Madison W. Wade was an early American photographer through the late 19th to early 20th centuries. His pioneering photographic techniques of the 1890s led to the concept of the "Ping-Pong photo" which revolutionized the professional photographic studios of the early 1900s.

== Career ==
Wade came up with the original idea for producing ping-pong photographs, which he named the "little photos", while working for Chas. T. Pomeroy, a photographer from Kansas City, Mo. Wade began publicly selling his small portrait concept to the public on July 17, 1897. Over the next four years he produced over 500,000 of these photos. Wade then moved to Colorado, opening a photo studio in Denver. In 1901, Wade moved to Ohio and opened 5 galleries. The main gallery was located in Akron on 207 E. Market St. Of the remaining four, two were located in Columbus, one in Canton, and one in Massilon.

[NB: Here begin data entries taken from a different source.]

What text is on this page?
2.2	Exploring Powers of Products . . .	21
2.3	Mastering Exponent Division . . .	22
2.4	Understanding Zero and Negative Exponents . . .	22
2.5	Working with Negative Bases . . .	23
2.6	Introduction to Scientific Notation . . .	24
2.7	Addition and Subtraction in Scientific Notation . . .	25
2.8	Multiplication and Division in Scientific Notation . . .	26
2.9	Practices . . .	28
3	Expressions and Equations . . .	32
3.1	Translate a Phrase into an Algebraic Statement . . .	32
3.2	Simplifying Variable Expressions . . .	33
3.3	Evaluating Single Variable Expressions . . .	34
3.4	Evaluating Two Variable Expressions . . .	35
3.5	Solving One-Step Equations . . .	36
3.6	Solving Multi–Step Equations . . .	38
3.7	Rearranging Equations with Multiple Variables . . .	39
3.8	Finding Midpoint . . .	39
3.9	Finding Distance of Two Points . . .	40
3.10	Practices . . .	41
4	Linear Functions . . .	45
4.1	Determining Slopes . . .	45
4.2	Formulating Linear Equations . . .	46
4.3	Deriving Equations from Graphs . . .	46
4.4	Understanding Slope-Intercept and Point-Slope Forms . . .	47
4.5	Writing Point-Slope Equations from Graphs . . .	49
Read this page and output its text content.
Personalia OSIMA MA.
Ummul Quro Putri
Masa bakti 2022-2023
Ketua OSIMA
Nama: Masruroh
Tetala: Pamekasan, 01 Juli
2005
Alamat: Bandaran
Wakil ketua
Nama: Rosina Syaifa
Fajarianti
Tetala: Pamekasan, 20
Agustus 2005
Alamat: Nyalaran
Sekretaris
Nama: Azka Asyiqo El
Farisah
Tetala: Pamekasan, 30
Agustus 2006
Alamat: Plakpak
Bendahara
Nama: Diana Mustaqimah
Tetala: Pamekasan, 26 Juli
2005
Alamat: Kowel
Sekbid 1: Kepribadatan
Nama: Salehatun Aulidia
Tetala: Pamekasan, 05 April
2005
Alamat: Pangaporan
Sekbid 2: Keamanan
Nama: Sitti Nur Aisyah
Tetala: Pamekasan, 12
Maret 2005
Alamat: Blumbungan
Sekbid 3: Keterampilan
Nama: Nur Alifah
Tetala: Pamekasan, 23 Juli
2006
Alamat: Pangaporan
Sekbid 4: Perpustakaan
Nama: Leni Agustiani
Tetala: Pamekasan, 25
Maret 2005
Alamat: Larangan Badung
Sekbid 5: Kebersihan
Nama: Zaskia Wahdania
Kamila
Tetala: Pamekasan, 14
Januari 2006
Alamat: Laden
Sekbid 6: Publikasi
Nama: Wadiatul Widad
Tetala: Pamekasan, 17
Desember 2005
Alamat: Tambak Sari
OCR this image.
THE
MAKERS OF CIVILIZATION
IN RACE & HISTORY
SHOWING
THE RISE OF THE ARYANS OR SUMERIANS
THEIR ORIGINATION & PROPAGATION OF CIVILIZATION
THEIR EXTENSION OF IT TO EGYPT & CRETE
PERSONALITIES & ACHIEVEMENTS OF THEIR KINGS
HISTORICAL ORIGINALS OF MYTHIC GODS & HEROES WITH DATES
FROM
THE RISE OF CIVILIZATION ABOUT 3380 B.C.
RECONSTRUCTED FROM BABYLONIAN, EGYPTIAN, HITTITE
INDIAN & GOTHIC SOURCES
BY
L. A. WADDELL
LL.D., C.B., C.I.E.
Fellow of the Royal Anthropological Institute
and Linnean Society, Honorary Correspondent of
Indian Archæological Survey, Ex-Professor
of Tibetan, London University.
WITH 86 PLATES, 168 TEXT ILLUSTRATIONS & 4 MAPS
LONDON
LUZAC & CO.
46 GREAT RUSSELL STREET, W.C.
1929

In 1904, Wade moved to Youngstown, Ohio and for the next 35 years operated "Wade's Studio" on W. Federal Street. His exact address on this street varied over time. The Ohio Business Directory includes records of the following locations of Wade's studio from 1908-1927: 17, 101, 103, and 105 W. Federal Street.

He was attributed in the August 10th, 1905 Youngstown Vindicator as holding the world's record for taking the most portrait photographs from 1897 to 1905. This was largely attributed to the popularity of his "little photos" concept. In addition, the article also stated "The first 6 months of this year [1905] in the neighborhooding city of New Castle he made sittings for fifteen thousand dozens photographs, the most phenomenal photographic run ever made in that city." [See "Noted Photographer Here" image this page].

Wade retired from photography in 1939 and died on April 17, 1943, at St. Francis Hospital in Columbus, Ohio.